Les trois sociologues n'ignorent pas pour autant un autre monde, qui est en partie le leur. Un monde qui succède à celui des janissaires, à bien des égards, d'un maghzen à l'autre, et cependant différent du premier. Un monde où l'infrastructure urbaine signalise et matérialise dès l'abord la domination coloniale. Emerge en effet un complexe urbanistique qui a son équivalent a minima dans les villages de colonisation, formant un axe de bourgs ruraux à proximité des grandes voies de communication, sur les terres prises aux autochtones, mais qui trouve sa pleine réalisation et sa plus grande extension dans les villes au statut de capitale régionale, qu'elles se développent sur le bâti ancien, ou jouxtent celui-ci, à des degrés divers d'interconnexion. Un complexe qui réunit la grande place, les casernes, l'hôtel de ville, l'église, le jardin public, la poste et l'école, mais aussi un ensemble de bâtiments publics et privés : théâtres, hôtels, banques, gares, grands magasins, brasseries, salles de sport, stades, et cinémas.

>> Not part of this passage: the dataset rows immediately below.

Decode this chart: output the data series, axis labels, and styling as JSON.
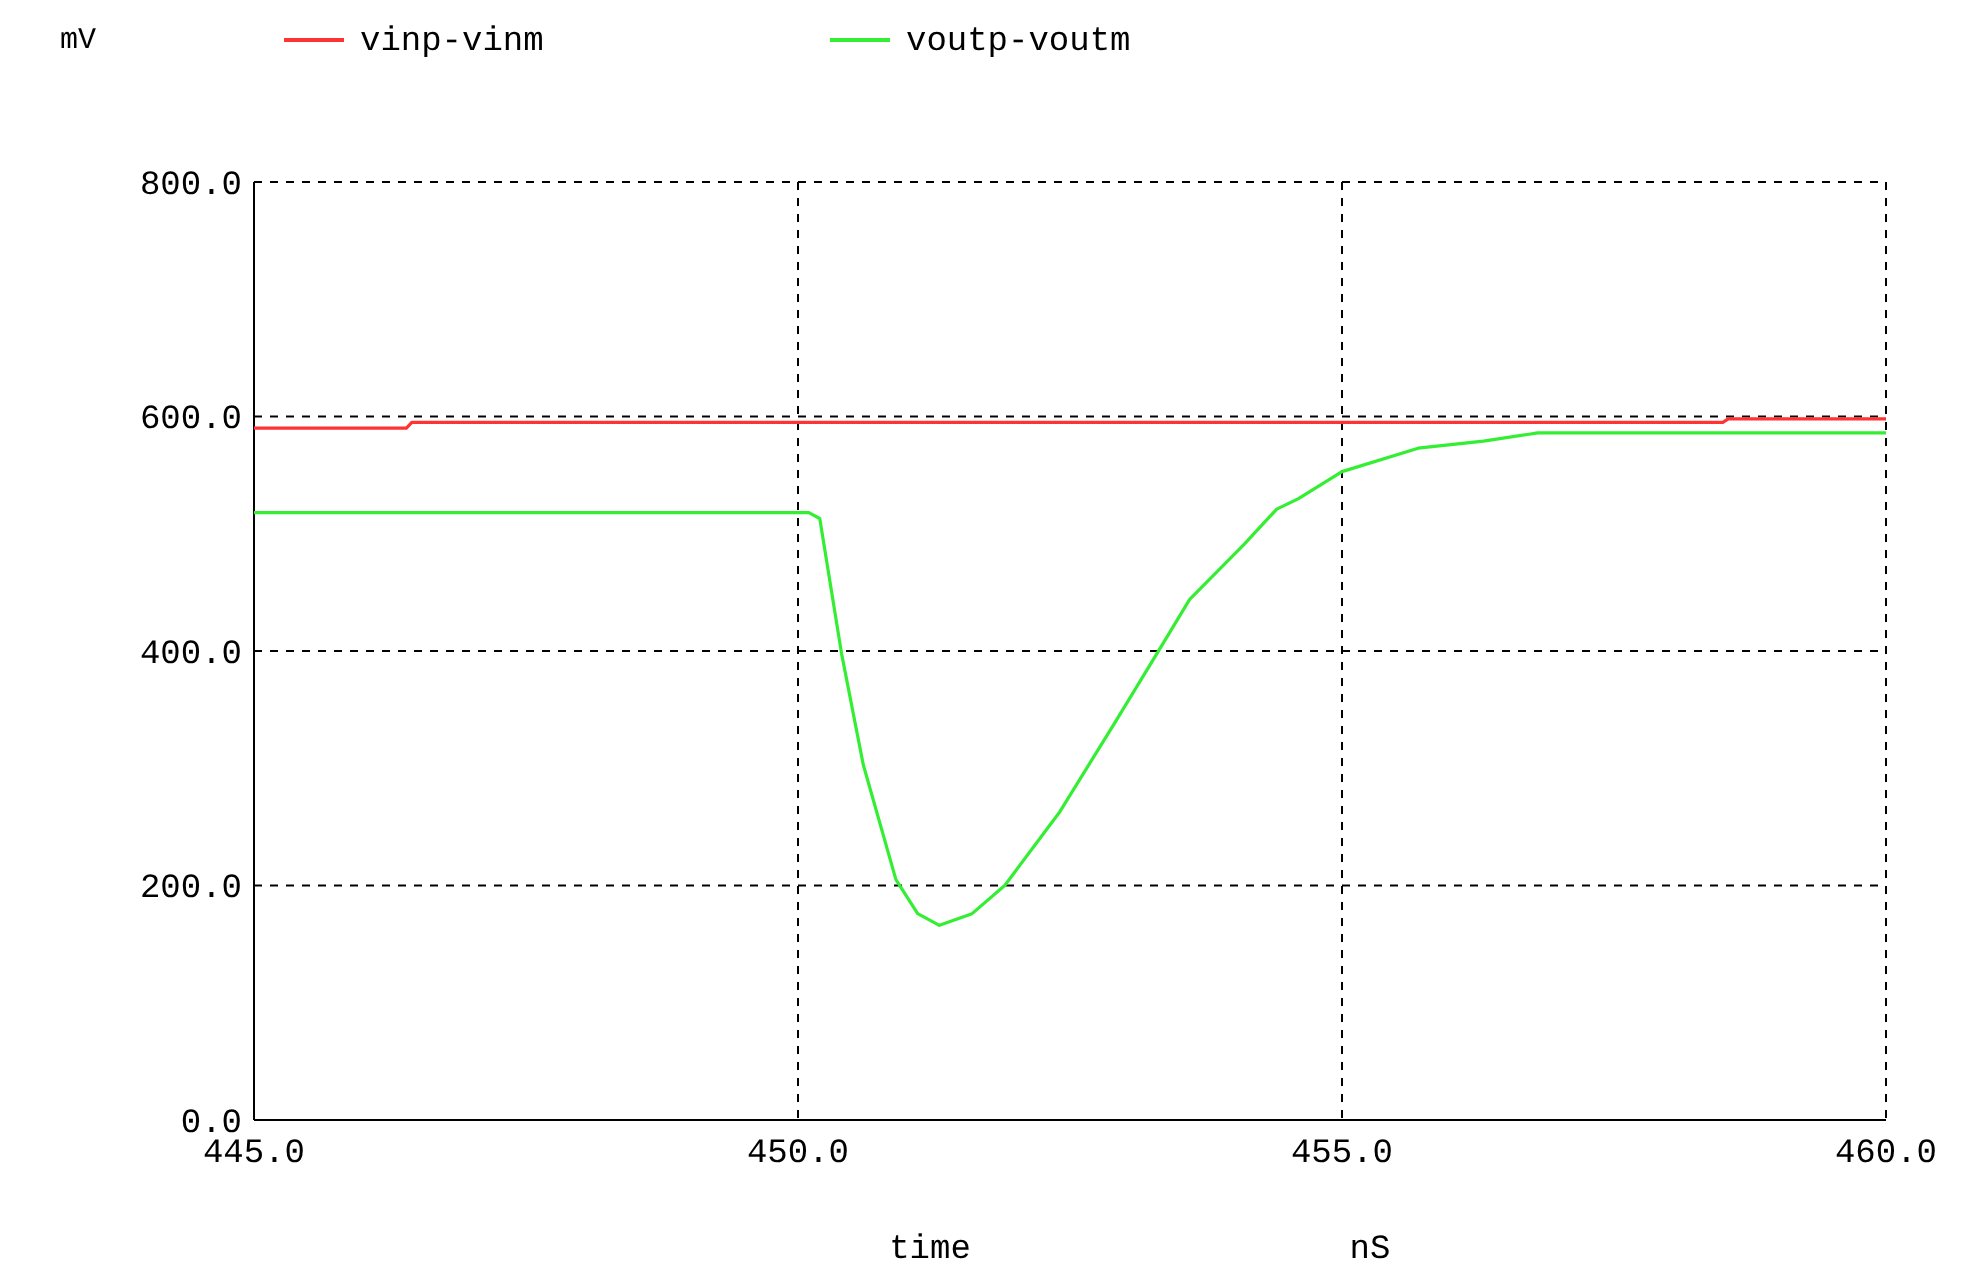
{
  "chart_data": {
    "type": "line",
    "xlabel": "time",
    "ylabel": "mV",
    "annotations": [
      "nS"
    ],
    "xlim": [
      445,
      460
    ],
    "ylim": [
      0,
      800
    ],
    "xticks": [
      {
        "value": 445,
        "label": "445.0"
      },
      {
        "value": 450,
        "label": "450.0"
      },
      {
        "value": 455,
        "label": "455.0"
      },
      {
        "value": 460,
        "label": "460.0"
      }
    ],
    "yticks": [
      {
        "value": 0,
        "label": "0.0"
      },
      {
        "value": 200,
        "label": "200.0"
      },
      {
        "value": 400,
        "label": "400.0"
      },
      {
        "value": 600,
        "label": "600.0"
      },
      {
        "value": 800,
        "label": "800.0"
      }
    ],
    "grid": true,
    "legend": "top left",
    "marker": "none",
    "line_style": "solid",
    "series": [
      {
        "name": "vinp-vinm",
        "color": "#ff3333",
        "x": [
          445,
          446.4,
          446.45,
          458.5,
          458.55,
          460
        ],
        "values": [
          590,
          590,
          595,
          595,
          598,
          598
        ]
      },
      {
        "name": "voutp-voutm",
        "color": "#33ee33",
        "x": [
          445,
          450.1,
          450.2,
          450.4,
          450.6,
          450.9,
          451.1,
          451.3,
          451.6,
          451.9,
          452.4,
          452.9,
          453.3,
          453.6,
          454.1,
          454.4,
          454.6,
          455.0,
          455.7,
          456.3,
          456.8,
          460
        ],
        "values": [
          518,
          518,
          513,
          398,
          303,
          205,
          176,
          166,
          176,
          200,
          262,
          337,
          398,
          444,
          491,
          521,
          530,
          553,
          573,
          579,
          586,
          586
        ]
      }
    ]
  }
}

Autant de lieux d'unités fonctionnelles, qui progressivement, à leur tour, induisent de nouvelles conduites sociales et langagières, de nouvelles formes de socialisation et de sociabilité, de nouveaux types d'oralité et de scripturalité3.

Il va sans dire que ce renouvellement citadin différencié se fonde, jusqu'à l'indépendance, sur la séparation communautaire entre allochtones et autochtones, musulmans et juifs, entre ces derniers, pour ceux qui sortent des vieilles médinas et des anciens quartiers qu'il est pourtant difficile en Algérie de qualifier de haras. Et ce bien qu'apparaissent aussi des mixités à la marge, ainsi que des formes diverses d'un mimétisme créatif et combatif, dont font partie la presse, l'édition, littéraire et musicale, la pratique du théâtre, puis de la radio. De nouveaux acteurs sociaux apparaissent: sportifs, musiciens, journalistes, acteurs tout court, chanteurs liés à la technique nouvelle du disque et aux « maisons » qui la popularisent, mais qui dépendent d'elles, avec l'apparition d'un marché et d'une économie de la culture, non seulement élitaire mais populaire ; comme le montrent le répertoire musical et les teams de chanteurs et d'orchestres constitués par Ahmed Hachelef. Militants des partis, ulémas, scouts sont partie prenante de cette effervescence culturelle, en tant qu'acteurs de l'émergence de la politique moderne. Avec ces nouveaux acteurs viennent aussi de nouveaux objets faisant vivre ces lieux. Vêtements, uniformes, tenues, shorts et maillots pour les nouveaux besoins du travail, les affirmations communautaires, à l'instar de la chechia, qui se décline dans la hiérarchie sociale, allant de la petite calotte rouge du travailleur à la version stambouliote de haute taille prisée de la bourgeoisie des Jeunes Algériens et de nombreux élus, dont le type par excellence est représenté dès 1933 par le Dr Bendjelloul.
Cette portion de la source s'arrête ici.